Larry Clark’s opus punk Picasso — whose title references David Denby’s review of Bully: “as the camera wanders-grazes-among naked thighs and tattooed torsos, this punk Picasso combines the multiple desires of lover, artist and voyeur” — displays in scrapbook format a loose chronological overview of the celebrated artist’s provocative career.
The material presented ranges from family snapshots (his American Indian great grandfather, his father playing golf, a portrait of his mother as a professional photographer with Rollei and flash in hand, Clark with his son’s soccer team); unpublished images from Tulsa and 42nd St.; photographs from the set of his first film Kids and his new film Ken Park; clippings from reviews of exhibitions and films; correspondence; transcribed stories; Roger Maris ephemera; portraits of skateboarders; River Phoenix (images appropriated from Teen Magazines); Clark’s lover Tiffany and their dog Snappy; “Page Six” from the New York Post headlining: “Larry Clark stands up for U.S.”; and reproductions of phonograph records that act as soundtrack to the visual narrative.

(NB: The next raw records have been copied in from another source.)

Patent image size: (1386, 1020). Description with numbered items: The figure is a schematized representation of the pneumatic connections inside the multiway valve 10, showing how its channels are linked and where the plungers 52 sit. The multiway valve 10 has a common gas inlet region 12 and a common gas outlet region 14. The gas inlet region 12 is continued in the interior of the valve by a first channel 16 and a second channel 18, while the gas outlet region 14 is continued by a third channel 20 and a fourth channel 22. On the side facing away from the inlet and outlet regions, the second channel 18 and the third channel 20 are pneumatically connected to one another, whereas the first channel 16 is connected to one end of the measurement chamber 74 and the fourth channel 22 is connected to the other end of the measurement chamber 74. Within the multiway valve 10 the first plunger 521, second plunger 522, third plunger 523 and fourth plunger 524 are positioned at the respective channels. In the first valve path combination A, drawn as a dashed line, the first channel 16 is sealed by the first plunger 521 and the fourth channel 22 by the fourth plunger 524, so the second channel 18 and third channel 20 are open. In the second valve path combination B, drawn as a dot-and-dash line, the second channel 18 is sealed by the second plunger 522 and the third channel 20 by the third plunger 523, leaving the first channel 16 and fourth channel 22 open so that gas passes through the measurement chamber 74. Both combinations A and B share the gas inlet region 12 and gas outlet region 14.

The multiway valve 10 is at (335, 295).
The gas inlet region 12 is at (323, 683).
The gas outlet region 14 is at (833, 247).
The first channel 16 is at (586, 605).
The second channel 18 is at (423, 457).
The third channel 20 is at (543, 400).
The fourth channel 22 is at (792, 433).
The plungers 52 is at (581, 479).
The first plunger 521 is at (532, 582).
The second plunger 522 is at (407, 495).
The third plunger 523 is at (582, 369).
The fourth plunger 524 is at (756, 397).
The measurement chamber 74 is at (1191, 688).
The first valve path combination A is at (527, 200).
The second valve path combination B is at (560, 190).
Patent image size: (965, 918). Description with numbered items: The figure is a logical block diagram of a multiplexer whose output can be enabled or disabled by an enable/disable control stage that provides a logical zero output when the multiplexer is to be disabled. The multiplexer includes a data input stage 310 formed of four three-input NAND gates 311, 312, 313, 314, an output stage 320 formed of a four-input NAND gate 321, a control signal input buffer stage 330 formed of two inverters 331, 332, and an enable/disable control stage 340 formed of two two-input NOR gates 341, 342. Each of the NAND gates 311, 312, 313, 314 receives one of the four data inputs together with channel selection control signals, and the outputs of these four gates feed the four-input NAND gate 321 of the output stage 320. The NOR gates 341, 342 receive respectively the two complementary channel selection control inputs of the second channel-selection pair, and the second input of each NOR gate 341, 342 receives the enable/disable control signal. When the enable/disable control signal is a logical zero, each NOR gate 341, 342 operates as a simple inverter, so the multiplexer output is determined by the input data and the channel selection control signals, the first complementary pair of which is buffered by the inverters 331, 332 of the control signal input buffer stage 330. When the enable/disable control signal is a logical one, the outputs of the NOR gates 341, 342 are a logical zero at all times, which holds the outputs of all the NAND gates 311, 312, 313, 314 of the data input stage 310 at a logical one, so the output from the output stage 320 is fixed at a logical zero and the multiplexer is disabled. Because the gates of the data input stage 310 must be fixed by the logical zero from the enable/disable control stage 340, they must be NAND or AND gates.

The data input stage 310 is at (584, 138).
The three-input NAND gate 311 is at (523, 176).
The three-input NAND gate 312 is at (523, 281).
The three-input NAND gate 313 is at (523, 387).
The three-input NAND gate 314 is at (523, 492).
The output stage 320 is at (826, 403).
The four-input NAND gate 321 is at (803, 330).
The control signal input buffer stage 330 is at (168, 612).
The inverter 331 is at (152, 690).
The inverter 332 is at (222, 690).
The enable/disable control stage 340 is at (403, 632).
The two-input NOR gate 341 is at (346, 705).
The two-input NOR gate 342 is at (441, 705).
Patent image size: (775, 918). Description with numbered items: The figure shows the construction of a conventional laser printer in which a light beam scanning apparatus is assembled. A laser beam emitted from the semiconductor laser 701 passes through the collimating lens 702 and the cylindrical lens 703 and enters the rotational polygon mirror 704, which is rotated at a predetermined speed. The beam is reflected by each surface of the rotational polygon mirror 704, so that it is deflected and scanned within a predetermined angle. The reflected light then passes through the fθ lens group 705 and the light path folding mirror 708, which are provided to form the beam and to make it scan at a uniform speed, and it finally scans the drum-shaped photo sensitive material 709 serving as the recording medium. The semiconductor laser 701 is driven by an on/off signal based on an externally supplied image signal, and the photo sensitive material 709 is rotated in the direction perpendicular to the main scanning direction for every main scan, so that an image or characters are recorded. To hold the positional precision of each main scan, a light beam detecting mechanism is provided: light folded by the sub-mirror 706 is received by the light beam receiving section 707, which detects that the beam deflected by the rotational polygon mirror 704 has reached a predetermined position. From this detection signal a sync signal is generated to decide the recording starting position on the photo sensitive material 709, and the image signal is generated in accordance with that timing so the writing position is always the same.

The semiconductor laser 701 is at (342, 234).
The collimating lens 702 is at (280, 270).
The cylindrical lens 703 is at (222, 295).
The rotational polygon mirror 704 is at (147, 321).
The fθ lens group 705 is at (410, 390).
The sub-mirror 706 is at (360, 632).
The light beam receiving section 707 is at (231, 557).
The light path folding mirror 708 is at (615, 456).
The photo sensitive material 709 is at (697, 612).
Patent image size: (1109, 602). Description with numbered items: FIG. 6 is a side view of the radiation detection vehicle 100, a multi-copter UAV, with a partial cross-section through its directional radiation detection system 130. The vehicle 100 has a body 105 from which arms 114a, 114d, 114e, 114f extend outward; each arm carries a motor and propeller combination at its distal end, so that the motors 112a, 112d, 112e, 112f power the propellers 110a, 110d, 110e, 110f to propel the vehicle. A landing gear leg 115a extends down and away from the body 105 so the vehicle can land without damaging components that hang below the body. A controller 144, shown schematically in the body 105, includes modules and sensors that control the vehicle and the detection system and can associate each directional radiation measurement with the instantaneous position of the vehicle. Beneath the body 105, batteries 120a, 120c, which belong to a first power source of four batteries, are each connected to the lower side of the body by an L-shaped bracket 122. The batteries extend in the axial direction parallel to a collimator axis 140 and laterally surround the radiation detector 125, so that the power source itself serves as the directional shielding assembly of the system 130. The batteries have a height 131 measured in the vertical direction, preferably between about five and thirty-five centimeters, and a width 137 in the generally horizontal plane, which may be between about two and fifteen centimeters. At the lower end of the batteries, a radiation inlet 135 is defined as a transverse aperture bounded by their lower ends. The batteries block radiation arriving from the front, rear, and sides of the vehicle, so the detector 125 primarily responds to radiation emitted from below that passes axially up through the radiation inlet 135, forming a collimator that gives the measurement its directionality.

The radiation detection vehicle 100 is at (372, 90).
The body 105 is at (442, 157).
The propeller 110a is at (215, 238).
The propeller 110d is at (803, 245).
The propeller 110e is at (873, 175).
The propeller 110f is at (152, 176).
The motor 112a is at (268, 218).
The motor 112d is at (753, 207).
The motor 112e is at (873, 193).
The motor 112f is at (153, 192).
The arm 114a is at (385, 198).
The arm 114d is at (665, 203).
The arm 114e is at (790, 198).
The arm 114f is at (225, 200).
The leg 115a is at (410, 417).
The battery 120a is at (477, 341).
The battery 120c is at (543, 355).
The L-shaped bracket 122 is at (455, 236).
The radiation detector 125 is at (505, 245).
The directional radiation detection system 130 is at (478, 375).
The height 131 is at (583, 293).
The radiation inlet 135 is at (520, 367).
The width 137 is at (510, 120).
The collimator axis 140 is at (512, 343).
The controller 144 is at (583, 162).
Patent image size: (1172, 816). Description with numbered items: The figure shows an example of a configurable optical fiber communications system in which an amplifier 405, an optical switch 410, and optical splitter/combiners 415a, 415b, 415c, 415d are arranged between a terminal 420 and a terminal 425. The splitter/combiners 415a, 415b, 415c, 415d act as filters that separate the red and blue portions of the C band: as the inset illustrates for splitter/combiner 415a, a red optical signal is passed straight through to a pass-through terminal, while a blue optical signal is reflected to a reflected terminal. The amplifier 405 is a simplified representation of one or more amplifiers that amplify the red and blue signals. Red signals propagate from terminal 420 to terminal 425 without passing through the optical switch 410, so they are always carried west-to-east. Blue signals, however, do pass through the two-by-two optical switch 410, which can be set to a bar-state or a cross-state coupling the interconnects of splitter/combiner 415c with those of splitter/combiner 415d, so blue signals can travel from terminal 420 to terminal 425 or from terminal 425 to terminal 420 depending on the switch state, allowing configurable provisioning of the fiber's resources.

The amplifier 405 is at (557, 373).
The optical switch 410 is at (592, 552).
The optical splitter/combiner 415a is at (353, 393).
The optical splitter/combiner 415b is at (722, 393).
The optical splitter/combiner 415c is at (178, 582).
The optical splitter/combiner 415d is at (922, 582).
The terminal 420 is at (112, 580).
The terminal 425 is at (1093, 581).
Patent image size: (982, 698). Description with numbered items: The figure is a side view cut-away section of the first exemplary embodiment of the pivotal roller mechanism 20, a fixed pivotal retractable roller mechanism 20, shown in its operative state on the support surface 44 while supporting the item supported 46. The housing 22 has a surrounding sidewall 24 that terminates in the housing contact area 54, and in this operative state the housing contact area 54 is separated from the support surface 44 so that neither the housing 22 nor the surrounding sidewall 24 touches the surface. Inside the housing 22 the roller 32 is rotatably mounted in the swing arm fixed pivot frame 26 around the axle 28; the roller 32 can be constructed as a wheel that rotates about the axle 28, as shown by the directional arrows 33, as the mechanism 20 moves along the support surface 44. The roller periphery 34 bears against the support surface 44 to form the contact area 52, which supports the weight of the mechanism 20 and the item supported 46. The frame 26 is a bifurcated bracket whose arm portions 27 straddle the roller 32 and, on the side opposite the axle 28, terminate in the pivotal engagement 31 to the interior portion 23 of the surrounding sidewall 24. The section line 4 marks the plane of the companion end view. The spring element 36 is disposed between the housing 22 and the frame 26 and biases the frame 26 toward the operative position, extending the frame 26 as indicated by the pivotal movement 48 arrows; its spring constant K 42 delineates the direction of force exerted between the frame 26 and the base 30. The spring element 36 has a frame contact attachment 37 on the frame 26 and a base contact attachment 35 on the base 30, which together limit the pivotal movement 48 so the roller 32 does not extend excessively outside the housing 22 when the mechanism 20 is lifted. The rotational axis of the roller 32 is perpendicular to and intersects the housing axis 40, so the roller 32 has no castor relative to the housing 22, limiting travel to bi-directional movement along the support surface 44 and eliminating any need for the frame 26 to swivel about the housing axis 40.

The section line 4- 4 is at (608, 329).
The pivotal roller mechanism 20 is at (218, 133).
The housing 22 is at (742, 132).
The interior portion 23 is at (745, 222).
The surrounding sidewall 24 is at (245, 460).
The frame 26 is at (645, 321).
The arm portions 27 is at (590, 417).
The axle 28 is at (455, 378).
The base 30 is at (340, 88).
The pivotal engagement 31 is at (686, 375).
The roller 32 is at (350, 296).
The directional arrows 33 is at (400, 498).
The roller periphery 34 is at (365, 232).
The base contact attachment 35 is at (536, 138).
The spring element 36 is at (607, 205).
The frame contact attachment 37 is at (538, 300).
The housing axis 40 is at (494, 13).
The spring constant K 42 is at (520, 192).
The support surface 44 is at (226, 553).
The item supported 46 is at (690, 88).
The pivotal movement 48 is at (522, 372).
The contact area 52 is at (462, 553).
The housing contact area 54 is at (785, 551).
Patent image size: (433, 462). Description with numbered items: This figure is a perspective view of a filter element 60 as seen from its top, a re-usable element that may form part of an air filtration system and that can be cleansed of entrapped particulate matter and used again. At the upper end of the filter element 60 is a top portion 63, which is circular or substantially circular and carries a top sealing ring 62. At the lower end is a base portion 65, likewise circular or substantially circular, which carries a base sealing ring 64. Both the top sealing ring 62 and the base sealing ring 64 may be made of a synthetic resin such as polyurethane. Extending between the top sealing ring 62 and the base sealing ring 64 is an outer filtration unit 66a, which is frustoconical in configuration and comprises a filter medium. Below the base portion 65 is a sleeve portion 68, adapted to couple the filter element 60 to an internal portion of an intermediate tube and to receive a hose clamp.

punk Picasso gathers together scraps of evidence that chart the life of the artist and his creations, which in Clark’s case, are inseparably entwined.
PPP Editions, 2003
Limited edition: 1,000 copies, signed and numbered.
Deluxe edition: Ten copies issued with added ephemera, a unique black-and-white unpublished photograph from the early Tulsa years, a CD containing music from the records illustrated in the book, housed in a specially made wooden box.
8-1/2 × 11 inches; 496 pages; color and black-and-white reproductions; illustrated wrappers, slipcased.